After nearly seven years of following climate change research, the Intergovernmental Panel on Climate Change (IPCC) said that “warming in the climate system is unequivocal.” The report leaves no room for doubt that climate change is happening, with humans contributing to it.

The report lays out several harsh realities. Since 1951, greenhouse gases have contributed to warming of about 0.6°C globally, and warming is likely to reach the critical threshold of 2°C by the end of the 21st century. Consequences of global warming, as laid out in the report, can be seen in the rise of sea levels and drastic changes to the water cycle. Wet regions of the world have increased reports of rainfall, yet dry ecosystems will receive less and less; therefore, adding to the increase in desertification across regions of the globe.

According to its website, the report’s objective “is to provide a comprehensive and robust assessment of the physical science basis of climate change.” It warns that the Earth cannot continue to release the same amount of carbon dioxide as it has historically. To avoid passing the critical threshold of 2°C, we can only emit between 800 to 880 gigatonns of carbon total. (As of 2011, 530 gigatonns were emitted.)

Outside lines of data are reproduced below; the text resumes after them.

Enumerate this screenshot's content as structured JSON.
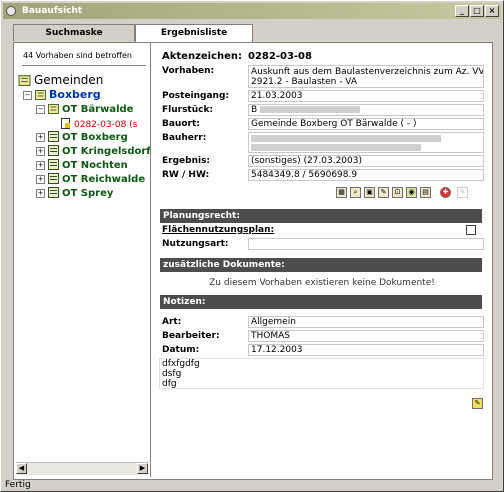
{
  "window": {
    "title": "Bauaufsicht",
    "minimize": "_",
    "maximize": "□",
    "close": "×"
  },
  "tabs": [
    {
      "label": "Suchmaske",
      "active": false
    },
    {
      "label": "Ergebnisliste",
      "active": true
    }
  ],
  "left": {
    "count_text": "44 Vorhaben sind betroffen",
    "tree": [
      {
        "label": "Gemeinden",
        "level": 0
      },
      {
        "label": "Boxberg",
        "level": 1
      },
      {
        "label": "OT Bärwalde",
        "level": 2
      },
      {
        "label": "0282-03-08 (s",
        "level": 3,
        "selected": true
      },
      {
        "label": "OT Boxberg",
        "level": 2
      },
      {
        "label": "OT Kringelsdorf",
        "level": 2
      },
      {
        "label": "OT Nochten",
        "level": 2
      },
      {
        "label": "OT Reichwalde",
        "level": 2
      },
      {
        "label": "OT Sprey",
        "level": 2
      }
    ]
  },
  "details": {
    "aktenzeichen_label": "Aktenzeichen:",
    "aktenzeichen": "0282-03-08",
    "vorhaben_label": "Vorhaben:",
    "vorhaben_line1": "Auskunft aus dem Baulastenverzeichnis zum Az. VV",
    "vorhaben_line2": "2921.2 - Baulasten - VA",
    "posteingang_label": "Posteingang:",
    "posteingang": "21.03.2003",
    "flurstueck_label": "Flurstück:",
    "flurstueck": "B",
    "bauort_label": "Bauort:",
    "bauort": "Gemeinde Boxberg OT Bärwalde ( - )",
    "bauherr_label": "Bauherr:",
    "ergebnis_label": "Ergebnis:",
    "ergebnis": "(sonstiges) (27.03.2003)",
    "rw_hw_label": "RW / HW:",
    "rw_hw": "5484349.8 / 5690698.9"
  },
  "sections": {
    "planungsrecht": "Planungsrecht:",
    "flaechen_label": "Flächennutzungsplan:",
    "nutzungsart_label": "Nutzungsart:",
    "dokumente": "zusätzliche Dokumente:",
    "dokumente_msg": "Zu diesem Vorhaben existieren keine Dokumente!",
    "notizen": "Notizen:"
  },
  "notizen": {
    "art_label": "Art:",
    "art": "Allgemein",
    "bearbeiter_label": "Bearbeiter:",
    "bearbeiter": "THOMAS",
    "datum_label": "Datum:",
    "datum": "17.12.2003",
    "text_lines": [
      "dfxfgdfg",
      "dsfg",
      "dfg"
    ]
  },
  "status": "Fertig",
  "toolbar_icons": [
    "map-icon",
    "zoom-map-icon",
    "print-icon",
    "edit-icon",
    "search-doc-icon",
    "camera-icon",
    "document-icon",
    "red-cross-icon",
    "pin-icon"
  ],
  "colors": {
    "tree_green": "#0b5a12",
    "selected_red": "#cc0000",
    "section_bg": "#4d4d4d"
  }
}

What would happen if we reach the critical threshold? Even if the world could stay just under a mean temperature increase of 2°C, there will still be radical changes to ecosystems–particularly in those that already experience extreme environments. Exceeding this temperature will negatively impact food production and plant and animal biodiversity

The IPCC report is a part of the scientific foundation for the U.N.’s negotiations for a new climate deal, which could happen by 2015; however, the U.S. and Chinese governments need to be willing to reduce their emissions to a point where it will be beneficial.

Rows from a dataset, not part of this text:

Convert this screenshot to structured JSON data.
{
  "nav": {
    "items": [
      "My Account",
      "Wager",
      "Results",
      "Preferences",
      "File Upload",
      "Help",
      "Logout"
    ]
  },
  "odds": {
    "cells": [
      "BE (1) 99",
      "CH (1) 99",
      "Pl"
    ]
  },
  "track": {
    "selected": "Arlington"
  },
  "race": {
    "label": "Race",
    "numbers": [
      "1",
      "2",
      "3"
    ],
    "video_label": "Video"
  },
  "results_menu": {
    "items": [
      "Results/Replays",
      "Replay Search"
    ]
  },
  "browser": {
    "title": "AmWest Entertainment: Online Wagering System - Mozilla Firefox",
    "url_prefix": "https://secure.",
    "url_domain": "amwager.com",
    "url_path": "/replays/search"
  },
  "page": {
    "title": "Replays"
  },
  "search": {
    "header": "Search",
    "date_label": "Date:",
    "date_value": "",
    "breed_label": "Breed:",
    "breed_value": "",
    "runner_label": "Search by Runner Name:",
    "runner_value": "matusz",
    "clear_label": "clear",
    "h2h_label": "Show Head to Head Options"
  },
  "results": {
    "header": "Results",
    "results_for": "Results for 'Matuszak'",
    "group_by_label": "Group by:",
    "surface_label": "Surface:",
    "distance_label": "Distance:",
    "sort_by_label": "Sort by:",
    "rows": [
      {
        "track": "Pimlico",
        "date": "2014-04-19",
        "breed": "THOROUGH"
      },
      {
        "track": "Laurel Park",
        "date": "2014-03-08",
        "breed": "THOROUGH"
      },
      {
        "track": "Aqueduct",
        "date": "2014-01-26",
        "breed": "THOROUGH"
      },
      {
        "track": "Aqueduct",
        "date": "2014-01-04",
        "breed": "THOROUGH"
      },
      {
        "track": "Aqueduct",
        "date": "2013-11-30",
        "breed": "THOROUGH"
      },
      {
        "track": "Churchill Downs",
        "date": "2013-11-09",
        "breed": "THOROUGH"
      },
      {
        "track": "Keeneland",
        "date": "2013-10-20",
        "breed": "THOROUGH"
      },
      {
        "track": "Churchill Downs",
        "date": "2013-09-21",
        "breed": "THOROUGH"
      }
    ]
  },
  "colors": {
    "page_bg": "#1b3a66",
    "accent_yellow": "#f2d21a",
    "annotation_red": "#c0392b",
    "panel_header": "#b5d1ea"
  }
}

The report is based on scientific literature and technical information from thousands of sources, and the final product was written by 209 lead authors and 50 Review Editors from 39 different countries.

Other highlights from the Summary for Policymakers include:

  • Each of the last three decades has been warmer on the Earth’s surface than any preceding decade since 1850.
  • Atmospheric concentrations of greenhouse gases (carbon dioxide, methane, and nitrous oxide) have increased to levels unprecedented in the last 800,000 years.
  • Since pre-industrial times, CO2 concentration in the atmosphere has increased by 40 percent, due to burning fossil fuels.
  • It is extremely likely that more than 50 percent of the warming since 1951 is due to the increase in greenhouse gases and other human activities together.
  • Human influence on the climate system is evident from the increasing greenhouse gas concentrations in the atmosphere, documented warming, and understanding of the climate system.
  • The ocean has absorbed about 30 percent of the emitted anthropogenic carbon dioxide, causing ocean acidification.

The occurrence of climate change, and the cause has gone beyond scientific consensus to global political recognition. This report mounts pressure for governments to support policies with new technologies that prevent a future global catastrophe. The repercussions of climate change aren’t just Minnesota summers becoming as hot as Florida’s; the UN report indicates that warming in the climate system is unequivocal, and it is time for policymakers on all levels of government to recognize this.